With a valid European Health Insurance Card (EHIC) you have the right to be provided with state-sponsored healthcare during any temporary stay in another European Economic Area country. It is also valid in Switzerland. The card covers any medical treatment that you require until the date you are booked to return home. State-provided healthcare facilities are required to provide treatment for an EHIC holder in the same way it would be provided for someone who lives in the country in question. This means that treatment is provided either at a discounted rate or, in some cases, for free. It all depends on the state-provided healthcare system of the country in question.
The current arrangement
At the time of writing, one’s entitlement to an EHIC revolves entirely around insurability under the EU, and not on the nationality of the applicant. This is the case for all EEA countries. In the UK, the healthcare system is residency-based, meaning the determining factor for insurability is residency and not proof of past/present National Insurance contributions and UK tax payments.
If your main country of residence is the UK, and you are not insured by a different EEA country, you should be considered for insurance by the UK in accordance with EU law, meaning you should be entitled to a UK EHIC. An EHIC remains valid for a period of 5 years, after which it must be renewed in order for you to maintain your entitlement to state healthcare overseas. Of course, there is another major factor that could influence this for UK residents in the not-too-distant future.
The Brexit issue
With the EHIC being mainly applicable to countries that are part of the European Union, Brexit could mean things change for UK residents. The United Kingdom is due to leave the EU on 31 October 2019, and if this happens without a deal being struck then your access to state healthcare during visits to EU countries is unlikely to stay the same. An EHIC will remain valid up until the point when the UK departs from the EU, so if you are planning a trip before the end of October 2019 you should still proceed to apply for one (or use your current valid EHIC, as applicable). It is always recommended that you take out travel insurance in addition to carrying an EHIC, as this increases your coverage and minimises the risk of receiving large medical bills.
If you are planning a visit to an EU country after October 31 2019, it is even more important that you take out medical travel insurance. The current situation is one of uncertainty, and there are no guarantees that an agreement will be reached anytime soon about the provision of healthcare for UK nationals visiting EU countries after Brexit. With a good travel insurance policy in place, you can ensure you are covered in the event that you have an accident or fall ill whilst abroad.
What about if a deal is reached?
One agreement that has been made between the UK and EU is that there should be a transition period that extends to the end of 2020 to enable time for negotiations to continue regarding a future UK-EU relationship. This transition would come into effect if both the UK and EU are able to ratify the current withdrawal agreement that has been drawn up by the British government. During the transition, the UK law would still be subject to all EU law, and all citizens would maintain the same rights and guarantees as before. This would mean a UK-issued EHIC would continue to be valid until 31 December 2020. However, there are still significant challenges for the UK government to overcome if they are to get the existing withdrawal agreement accepted, so you should not expect the transition period to be inevitable.

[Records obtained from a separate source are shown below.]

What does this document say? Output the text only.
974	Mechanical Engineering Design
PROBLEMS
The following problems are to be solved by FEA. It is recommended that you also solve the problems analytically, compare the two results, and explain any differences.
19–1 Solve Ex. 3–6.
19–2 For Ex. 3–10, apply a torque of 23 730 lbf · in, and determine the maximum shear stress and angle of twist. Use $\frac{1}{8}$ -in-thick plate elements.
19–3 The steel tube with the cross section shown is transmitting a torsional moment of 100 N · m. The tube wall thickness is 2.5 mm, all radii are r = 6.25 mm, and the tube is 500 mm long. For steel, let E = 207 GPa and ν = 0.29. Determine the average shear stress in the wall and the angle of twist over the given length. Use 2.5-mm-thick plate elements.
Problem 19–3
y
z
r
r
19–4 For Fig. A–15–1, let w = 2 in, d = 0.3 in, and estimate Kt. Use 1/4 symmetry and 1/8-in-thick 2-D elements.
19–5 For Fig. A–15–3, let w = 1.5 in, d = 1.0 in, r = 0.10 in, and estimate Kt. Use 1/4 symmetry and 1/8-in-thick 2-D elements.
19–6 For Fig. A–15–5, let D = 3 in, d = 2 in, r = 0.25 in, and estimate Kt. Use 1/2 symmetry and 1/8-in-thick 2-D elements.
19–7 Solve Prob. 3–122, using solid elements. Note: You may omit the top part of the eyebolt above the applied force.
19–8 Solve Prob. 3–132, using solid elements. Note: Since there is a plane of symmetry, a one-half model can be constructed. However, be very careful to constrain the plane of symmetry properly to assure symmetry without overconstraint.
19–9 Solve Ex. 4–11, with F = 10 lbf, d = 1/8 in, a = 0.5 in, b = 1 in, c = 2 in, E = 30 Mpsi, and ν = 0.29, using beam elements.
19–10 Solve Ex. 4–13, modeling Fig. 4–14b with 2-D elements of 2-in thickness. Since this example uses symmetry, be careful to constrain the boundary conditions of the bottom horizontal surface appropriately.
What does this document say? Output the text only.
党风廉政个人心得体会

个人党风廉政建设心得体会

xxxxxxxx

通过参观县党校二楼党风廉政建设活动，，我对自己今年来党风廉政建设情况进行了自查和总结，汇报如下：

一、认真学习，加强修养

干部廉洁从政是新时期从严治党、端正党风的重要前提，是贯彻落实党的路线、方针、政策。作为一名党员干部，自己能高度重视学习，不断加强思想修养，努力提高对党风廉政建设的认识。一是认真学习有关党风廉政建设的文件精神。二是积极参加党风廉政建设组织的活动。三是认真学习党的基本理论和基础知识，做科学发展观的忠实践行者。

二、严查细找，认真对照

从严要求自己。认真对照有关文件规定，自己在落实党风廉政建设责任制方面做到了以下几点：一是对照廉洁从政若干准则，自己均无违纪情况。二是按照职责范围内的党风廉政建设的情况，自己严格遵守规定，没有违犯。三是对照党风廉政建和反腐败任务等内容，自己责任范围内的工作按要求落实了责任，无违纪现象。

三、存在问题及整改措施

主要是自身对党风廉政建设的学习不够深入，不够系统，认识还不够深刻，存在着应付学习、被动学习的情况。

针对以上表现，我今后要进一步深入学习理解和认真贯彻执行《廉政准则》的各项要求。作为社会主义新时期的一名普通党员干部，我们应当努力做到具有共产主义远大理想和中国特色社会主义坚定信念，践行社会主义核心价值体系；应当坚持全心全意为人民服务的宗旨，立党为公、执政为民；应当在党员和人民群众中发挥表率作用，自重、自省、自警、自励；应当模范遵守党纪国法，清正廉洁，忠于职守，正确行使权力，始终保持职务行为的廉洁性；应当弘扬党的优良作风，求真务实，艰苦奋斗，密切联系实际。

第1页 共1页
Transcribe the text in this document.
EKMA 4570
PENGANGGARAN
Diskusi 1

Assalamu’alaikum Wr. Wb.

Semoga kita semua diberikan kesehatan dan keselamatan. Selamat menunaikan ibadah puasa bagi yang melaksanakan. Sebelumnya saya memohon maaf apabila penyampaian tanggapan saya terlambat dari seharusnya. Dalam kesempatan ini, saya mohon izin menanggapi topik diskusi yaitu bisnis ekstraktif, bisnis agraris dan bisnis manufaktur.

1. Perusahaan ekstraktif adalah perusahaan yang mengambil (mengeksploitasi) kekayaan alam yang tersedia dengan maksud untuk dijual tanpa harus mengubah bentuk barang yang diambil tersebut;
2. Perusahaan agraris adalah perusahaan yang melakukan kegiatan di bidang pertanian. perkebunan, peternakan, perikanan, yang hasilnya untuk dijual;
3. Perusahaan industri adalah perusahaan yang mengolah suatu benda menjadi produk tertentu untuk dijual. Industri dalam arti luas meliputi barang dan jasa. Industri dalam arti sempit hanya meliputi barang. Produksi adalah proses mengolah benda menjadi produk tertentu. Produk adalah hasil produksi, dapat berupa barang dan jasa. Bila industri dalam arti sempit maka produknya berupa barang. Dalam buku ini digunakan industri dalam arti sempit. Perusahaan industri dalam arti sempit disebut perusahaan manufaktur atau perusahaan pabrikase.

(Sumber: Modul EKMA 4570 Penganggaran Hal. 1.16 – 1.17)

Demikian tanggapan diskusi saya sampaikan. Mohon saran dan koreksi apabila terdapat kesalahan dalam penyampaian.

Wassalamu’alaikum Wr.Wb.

Beyond the transition period
The terms of the agreement state that there will be the option to extend the transition period by up to 2 years if necessary. This, of course, would mean the EHIC could continue to be valid right up until the end of 2022, but again this is far from guaranteed. As for what happens after the transition is complete – that is not clear.
The UK government has clearly expressed its desire for the EHIC to remain valid for both UK and EU nationals after Brexit, and negotiations are still ongoing on this front. Currently, the UK has reciprocal deals in place for healthcare with non-EU countries like Australia and New Zealand. It may be that similar agreements are sought with EEA countries, or it may be that a wider agreement is reached to keep the EHIC in use. Whatever the case, we do not know what to expect at this stage.
This is why the UK government has published extensive advice on what to do when visiting or staying in EU countries. The general gist of it is that you should continue using your EHIC up until the day the UK leaves the EU, but you should also buy travel insurance to ensure you get full coverage. If you are planning a trip after the current Brexit date, you should definitely buy travel insurance to ensure you have the funds to access medical care in the event that the EHIC is no longer valid.
So, in answer to the original question, an EHIC card is valid for a period of 5 years from the issue date. This is the standard time period, but for UK nationals there are other factors that will impact on how long their EHIC can be used. There are still more developments to come on that front, with the Brexit uncertainty gradually clearing to yield a better view of the future relationship between the UK and EU. The UK government is working on bringing some clarity about what travellers can expect when visiting EU countries after Brexit, but at the moment there is very little definitive information available. Keep an eye on developments as they happen.